The bias bill has been kicked out of government and was described as “a witch hunt” the new regulation will provide a pathway for entry for every one, wake up and smell the coffee. Chanel your energies to supporting the market not monopolizing it for the wrong reasons!!

Sally Thompson

There are a few inaccuracies - the "PIP crisis" was due to the illegal activities of the owner of the company using inappropriate material and then hiding that activities from the regulatory bodies that failed to pick up that activity. Not at all due to "old boys" cutting corners. Before the crisis the PIP manufacturers were the 3rd largest provider of prosthesis - pure greed on the commercial level led to their actions in using a not-for human substance.

A first step in patient safety should be transparency in the professional declaring themselves to the patient - all too often the injector is described as a "Practitioner ", perhaps the patient should be openly informed in all the literature and web that the practitioner is a "Dr", "Nurse", "Dentist" "Surgeon" "Podiatrist" "Dental Hygienist" and if they are on the Specialist register. The patient then has more information as to who they are trusting their treatments to.

I am also not sure as to the Professional regulation of the podiatrist / dental hygienists the GMC/GDC & NMC have a central role in professional regulations and a mechanism for protecting the public - as stated earlier they can caution and also "strike off " professionals - does that hold true to the others and do their professional regulatory body have a view on their profession providing "Cosmetic Services"? It would be good to have a representation from those bodies on this issue.

I am surprised to hear that there are Drs practising ".. that have not seen a university or done any CPD since qualifying from med school, ..., and most never even completed F1 or F2 status" as stated by a respondent, the GMC would be interested to know who these individuals are; if a Dr has not completed F1 a or F2 status they would not be able to be fully registered by the GMC and the current framework of yearly appraisal and revalidation would make it difficult if they were not completing their CPD requirements - the RCN is also setting up such a process for its profesional members.
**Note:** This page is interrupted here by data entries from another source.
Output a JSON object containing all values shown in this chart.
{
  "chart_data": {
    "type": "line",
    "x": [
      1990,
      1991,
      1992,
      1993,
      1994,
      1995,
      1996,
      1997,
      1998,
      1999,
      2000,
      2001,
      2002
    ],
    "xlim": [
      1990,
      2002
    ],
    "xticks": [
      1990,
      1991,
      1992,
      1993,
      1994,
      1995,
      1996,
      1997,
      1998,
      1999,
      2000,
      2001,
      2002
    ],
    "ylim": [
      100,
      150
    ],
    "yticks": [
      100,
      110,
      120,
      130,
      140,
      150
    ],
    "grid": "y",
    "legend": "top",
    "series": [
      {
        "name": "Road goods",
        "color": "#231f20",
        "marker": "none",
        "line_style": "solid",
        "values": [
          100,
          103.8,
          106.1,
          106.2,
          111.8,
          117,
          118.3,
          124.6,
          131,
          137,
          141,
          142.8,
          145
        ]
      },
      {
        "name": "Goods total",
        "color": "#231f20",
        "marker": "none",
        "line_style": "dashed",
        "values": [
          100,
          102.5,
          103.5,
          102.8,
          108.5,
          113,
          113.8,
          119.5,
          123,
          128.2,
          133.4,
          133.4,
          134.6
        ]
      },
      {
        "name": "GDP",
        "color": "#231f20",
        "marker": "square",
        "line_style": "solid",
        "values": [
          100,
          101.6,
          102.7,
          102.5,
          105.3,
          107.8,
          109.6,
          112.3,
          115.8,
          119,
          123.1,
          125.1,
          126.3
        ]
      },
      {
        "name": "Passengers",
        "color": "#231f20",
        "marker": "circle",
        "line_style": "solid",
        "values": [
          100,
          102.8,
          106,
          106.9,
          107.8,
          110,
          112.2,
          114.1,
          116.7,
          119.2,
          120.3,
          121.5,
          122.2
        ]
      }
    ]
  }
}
It would beg the question once again if the other "practitioners" are also undergoing a whole practice appraisal.

An issue is that anyone can be trained to inject - what is required is getting the correct patient , with the correct product, treated by the correct person in the correct place.. get that right and all aspects of patient care, outcome and safety is addressed. We already have regulatory bodies GMC/ GDC/ NMC that have processes that identify those who have obtained the appropriate qualifications to treat patients - we should support and strengthen those bodies views on cosmetic practice.